M: Was there an agency involved in the Life Without Barriers rebrand?
KG: Yes, Principals, and they’ve done a great job, I cannot speak highly enough of their work.
M: Now, it’s too early to look at results, but what does success look like?
KG: Well, the first measure of success for us is internal because we have 5000 staff and we need to bring them along on the journey with us. We’re getting some feedback from them and recording some of their reactions in two weeks’ time when we launch the brand internally.
Our first metric is that and anyone we have shown it to so far has raved about it and fallen in love with it. We did do some focus groups with our clients and that was potentially – even before launch – our first measure of success that we were very happy about. We showed it to some disability clients, we showed it to our home care clients and we showed it to some refugees and asylum seekers, and they all were very excited by it. The refugees and asylum seekers, you know, they had lost their home and they’ve lost their family, so the fact that we made them feel like they belonged to a community and we were looking after them [was significant].
M: Are there other measures? Do you do brand tracking?
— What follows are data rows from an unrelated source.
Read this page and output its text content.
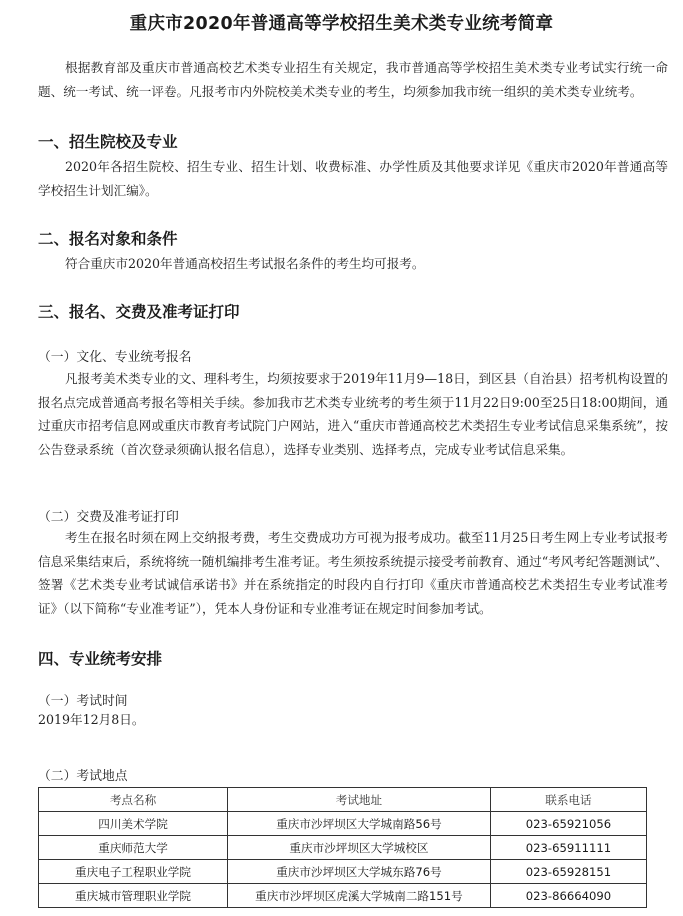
重庆市2020年普通高等学校招生美术类专业统考简章

根据教育部及重庆市普通高校艺术类专业招生有关规定，我市普通高等学校招生美术类专业考试实行统一命题、统一考试、统一评卷。凡报考市内外院校美术类专业的考生，均须参加我市统一组织的美术类专业统考。

一、招生院校及专业

2020年各招生院校、招生专业、招生计划、收费标准、办学性质及其他要求详见《重庆市2020年普通高等学校招生计划汇编》。

二、报名对象和条件

符合重庆市2020年普通高校招生考试报名条件的考生均可报考。

三、报名、交费及准考证打印
（一）文化、专业统考报名

凡报考美术类专业的文、理科考生，均须按要求于2019年11月9—18日，到区县（自治县）招考机构设置的报名点完成普通高考报名等相关手续。参加我市艺术类专业统考的考生须于11月22日9:00至25日18:00期间，通过重庆市招考信息网或重庆市教育考试院门户网站，进入“重庆市普通高校艺术类招生专业考试信息采集系统”，按公告登录系统（首次登录须确认报名信息），选择专业类别、选择考点，完成专业考试信息采集。

（二）交费及准考证打印

考生在报名时须在网上交纳报考费，考生交费成功方可视为报考成功。截至11月25日考生网上专业考试报考信息采集结束后，系统将统一随机编排考生准考证。考生须按系统提示接受考前教育、通过“考风考纪答题测试”、签署《艺术类专业考试诚信承诺书》并在系统指定的时段内自行打印《重庆市普通高校艺术类招生专业考试准考证》（以下简称“专业准考证”），凭本人身份证和专业准考证在规定时间参加考试。

四、专业统考安排
（一）考试时间
2019年12月8日。
（二）考试地点
考点名称	考试地址	联系电话
四川美术学院	重庆市沙坪坝区大学城南路56号	023-65921056
重庆师范大学	重庆市沙坪坝区大学城校区	023-65911111
重庆电子工程职业学院	重庆市沙坪坝区大学城东路76号	023-65928151
重庆城市管理职业学院	重庆市沙坪坝区虎溪大学城南二路151号	023-86664090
KG: We haven’t been doing brand tracking because of the lack of funds really. At the Heart Foundation, for example, we used to do brand tracking and we did two market research studies – quant and qual – every year and that really showed where we were and what we were doing, but that is entrenched in the type of organisation it is. The Heart Foundation, its basis is scientific research, so it makes sense to them and they invested in that.
Life Without Barriers is very much about helping people and getting in and getting our hands dirty and making people’s lives better, so qual research probably works better for Life Without Barriers, but we will do some quantitative research later in the year.
TWO WEEKS LATER…
M: How did the launch go?
KG: We did a simultaneous internal launch across our 100 offices in Australia, with 10 major launch sites where executive members flew to launch the brand. It was logistically challenging to manage, but well worth the effort and I was really surprised at the reactions.
I had not expected that the whole organisation was so ready and eager to move to the new chapter of the Life Without Barriers journey. As you know a branding that entails this amount of change can create internal conflict, which has to be managed, but the executive and staff were very courageous and welcomed the change very positively. All the time and effort spent preparing the platform for the launch paid off.
M: Is there anything you would do differently?
KG: I would probably do more transparent communications internally pre-launch and have more trust that the organisation is ready to move on.